Bild: Joan Crawford als Daisy Kenyon im gleichnamigen Film – leicht hatte es …
„Ich, Waldo Lydecker, war der einzige Mann, der sie kannte.“ Das sagt der
Kunstsammler und Journalist in „Laura“ aus dem Jahr 1944. Dieser Film noir,
mit dem der gebürtige Wiener Otto Preminger sich einen Namen in Hollywood
machte, ist eine besonders düstere Variante des Pygmalion-Stoffes.

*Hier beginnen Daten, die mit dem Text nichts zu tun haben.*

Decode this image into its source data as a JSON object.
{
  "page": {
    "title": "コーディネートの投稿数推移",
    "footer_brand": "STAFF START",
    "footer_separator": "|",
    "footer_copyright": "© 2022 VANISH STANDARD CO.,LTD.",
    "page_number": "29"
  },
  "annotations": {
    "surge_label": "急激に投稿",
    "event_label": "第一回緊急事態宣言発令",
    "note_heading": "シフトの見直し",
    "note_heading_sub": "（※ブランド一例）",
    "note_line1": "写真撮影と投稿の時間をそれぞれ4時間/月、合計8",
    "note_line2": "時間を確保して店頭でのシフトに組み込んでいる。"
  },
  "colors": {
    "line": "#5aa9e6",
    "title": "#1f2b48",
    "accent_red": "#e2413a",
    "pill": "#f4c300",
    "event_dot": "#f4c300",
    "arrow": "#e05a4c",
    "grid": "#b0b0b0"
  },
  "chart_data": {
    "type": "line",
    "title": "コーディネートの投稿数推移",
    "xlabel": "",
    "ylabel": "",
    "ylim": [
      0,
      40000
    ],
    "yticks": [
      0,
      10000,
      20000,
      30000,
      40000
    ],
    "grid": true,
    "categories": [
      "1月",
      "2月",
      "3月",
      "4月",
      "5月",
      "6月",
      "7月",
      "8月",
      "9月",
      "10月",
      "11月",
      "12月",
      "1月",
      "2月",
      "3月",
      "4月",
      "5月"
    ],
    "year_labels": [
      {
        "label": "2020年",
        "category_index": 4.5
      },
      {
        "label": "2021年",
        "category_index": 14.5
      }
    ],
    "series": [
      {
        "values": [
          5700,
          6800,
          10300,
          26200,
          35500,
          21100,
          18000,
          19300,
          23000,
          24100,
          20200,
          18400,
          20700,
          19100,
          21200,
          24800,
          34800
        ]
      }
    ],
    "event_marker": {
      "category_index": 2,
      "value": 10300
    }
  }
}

Der gebildete, ältliche Lydecker glaubt, Laura in seiner Hand zu haben, hat
er sie doch nach seinem Willen geformt. Er hat ihre Karriere angestoßen,
ihr beigebracht, sich wie eine Frau zu bewegen, ihre Kleider und die
extravaganten Dreieckshütchen ausgesucht. Auch wenn es keine äußerlichen
Übereinstimmungen gibt, ist dieser narzisstische Schöpfer ein Alter Ego
Otto Premingers, der sein Schaffen auf ähnlich besessene Weise in der Hand
oder besser: in einer Art kreativem Schraubstocksystem umklammert hielt.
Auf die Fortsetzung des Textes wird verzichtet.